Distinguished Foreign Ministers, ladies and Gentlemen,

I am deeply sensible to the honor you have shown to me in electing me as Chairman of this conference, and I assure you that I shall do everything possible to justify this honor and the confidence that underlies it. 

We all know what it is that has brought us here together: the quest for African Unity and the search for solutions to the problems, which travail the continent today. It would be inappropriate for me, at this time, to touch in detail upon the measures which not only Ethiopia but, I think, all of us basically agree can and should be taken to these ends. The African States find themselves today, as regards the issue of African Unity, with wide areas of common agreement among them. In our work here we should concentrate on these. 

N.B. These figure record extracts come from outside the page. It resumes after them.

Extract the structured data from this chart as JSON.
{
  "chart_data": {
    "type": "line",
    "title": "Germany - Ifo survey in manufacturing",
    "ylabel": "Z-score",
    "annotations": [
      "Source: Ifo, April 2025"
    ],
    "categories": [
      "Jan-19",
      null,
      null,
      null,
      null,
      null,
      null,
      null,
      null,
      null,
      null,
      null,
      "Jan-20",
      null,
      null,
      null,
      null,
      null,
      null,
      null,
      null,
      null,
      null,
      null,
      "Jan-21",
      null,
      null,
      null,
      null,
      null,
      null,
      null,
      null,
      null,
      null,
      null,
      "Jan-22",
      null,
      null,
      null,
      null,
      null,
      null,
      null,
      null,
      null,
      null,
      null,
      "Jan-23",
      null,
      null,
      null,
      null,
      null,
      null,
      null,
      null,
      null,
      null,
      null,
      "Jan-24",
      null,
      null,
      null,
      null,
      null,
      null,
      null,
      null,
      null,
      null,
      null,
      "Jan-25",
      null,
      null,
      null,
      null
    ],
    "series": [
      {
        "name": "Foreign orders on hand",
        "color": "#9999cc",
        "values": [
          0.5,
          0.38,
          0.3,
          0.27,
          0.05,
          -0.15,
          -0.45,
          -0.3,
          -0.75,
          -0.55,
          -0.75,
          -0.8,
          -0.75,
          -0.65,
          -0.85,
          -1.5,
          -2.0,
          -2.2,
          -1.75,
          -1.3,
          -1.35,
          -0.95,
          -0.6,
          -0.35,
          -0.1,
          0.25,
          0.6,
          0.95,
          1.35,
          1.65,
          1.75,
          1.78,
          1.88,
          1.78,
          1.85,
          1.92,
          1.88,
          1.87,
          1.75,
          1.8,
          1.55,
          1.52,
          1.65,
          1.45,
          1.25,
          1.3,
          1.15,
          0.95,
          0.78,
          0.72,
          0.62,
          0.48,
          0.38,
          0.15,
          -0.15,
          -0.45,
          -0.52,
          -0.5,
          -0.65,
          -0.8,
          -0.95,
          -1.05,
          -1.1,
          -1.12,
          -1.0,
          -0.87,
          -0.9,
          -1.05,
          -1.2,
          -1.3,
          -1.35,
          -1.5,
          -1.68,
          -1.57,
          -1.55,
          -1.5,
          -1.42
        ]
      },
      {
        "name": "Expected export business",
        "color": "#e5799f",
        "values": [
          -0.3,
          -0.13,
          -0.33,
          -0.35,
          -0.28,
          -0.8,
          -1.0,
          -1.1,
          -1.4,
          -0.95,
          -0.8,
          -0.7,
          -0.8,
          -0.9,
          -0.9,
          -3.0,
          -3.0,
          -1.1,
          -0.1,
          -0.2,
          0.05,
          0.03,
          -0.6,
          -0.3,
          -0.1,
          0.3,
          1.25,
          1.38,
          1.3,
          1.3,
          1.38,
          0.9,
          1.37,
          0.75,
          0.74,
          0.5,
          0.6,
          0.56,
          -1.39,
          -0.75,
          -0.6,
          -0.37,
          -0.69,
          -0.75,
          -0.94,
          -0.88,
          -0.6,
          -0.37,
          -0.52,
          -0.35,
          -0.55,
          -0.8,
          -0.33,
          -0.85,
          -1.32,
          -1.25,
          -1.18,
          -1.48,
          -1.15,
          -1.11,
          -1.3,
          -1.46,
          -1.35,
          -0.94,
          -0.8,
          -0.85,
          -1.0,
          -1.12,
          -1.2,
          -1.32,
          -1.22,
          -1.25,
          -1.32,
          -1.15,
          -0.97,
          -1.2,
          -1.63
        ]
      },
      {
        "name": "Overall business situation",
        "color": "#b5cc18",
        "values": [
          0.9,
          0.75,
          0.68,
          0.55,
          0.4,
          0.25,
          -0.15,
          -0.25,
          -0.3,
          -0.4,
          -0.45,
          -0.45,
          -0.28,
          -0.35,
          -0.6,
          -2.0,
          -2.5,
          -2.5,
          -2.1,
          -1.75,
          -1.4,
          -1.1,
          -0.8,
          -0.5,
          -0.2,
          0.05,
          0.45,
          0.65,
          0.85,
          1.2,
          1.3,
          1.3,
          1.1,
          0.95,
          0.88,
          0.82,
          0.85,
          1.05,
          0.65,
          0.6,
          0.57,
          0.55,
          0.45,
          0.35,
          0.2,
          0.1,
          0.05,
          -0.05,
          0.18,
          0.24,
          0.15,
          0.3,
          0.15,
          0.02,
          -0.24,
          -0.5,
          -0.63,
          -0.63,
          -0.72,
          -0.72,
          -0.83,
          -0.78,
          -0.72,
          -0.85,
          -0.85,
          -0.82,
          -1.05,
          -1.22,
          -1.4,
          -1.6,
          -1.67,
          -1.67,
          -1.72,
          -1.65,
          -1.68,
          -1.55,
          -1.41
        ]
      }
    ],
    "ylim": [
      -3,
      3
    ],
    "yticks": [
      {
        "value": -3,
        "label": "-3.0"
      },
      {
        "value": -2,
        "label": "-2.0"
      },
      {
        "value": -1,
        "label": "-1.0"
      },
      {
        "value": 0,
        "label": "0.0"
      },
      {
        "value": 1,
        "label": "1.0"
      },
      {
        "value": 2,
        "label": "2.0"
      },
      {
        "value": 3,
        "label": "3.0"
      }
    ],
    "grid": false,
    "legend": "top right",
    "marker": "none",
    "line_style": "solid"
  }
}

Africa is facing great responsibilities and great challenges. But at the same time, never before has the opportunity been so great to reach agreement on matters of common interest and to translate these agreements into reality. The time before us is short and should not be wasted in idle discussion of matters, which will not make a real contribution to the achievement of the unity of Africa and the solutions of our problems. We have not come here in an attempt to solve all our problems, nor all the problems of the world. If we can solve even a portion of Africa's problems, this Conference and that to follow it will have been productive indeed. If we permit ourselves to become embroiled in argument on questions, which do not relate directly and specifically to the central issue of African Unity, the time at our disposal will slip past. 

It is essential that in the days ahead we are guided by the fundamental principles of the cause of African Unity. We can agree on positive steps. Let us do so. Each step takes us just that much nearer our goal and makes the next step just that much easier to take. Our views are identical on many questions. Our opinions are unanimous on many matters. The areas in which African States can decide today to cooperate their activities include virtually every aspect of national and international life. If we begin from these premises and work together in good will, Africa will prove not only that ultimate union is possible, but also that we are more than worthy of the independence which we enjoy and the increasingly important role which we are playing in world affairs.

I thank you again for the great honor, which you have bestowed on me.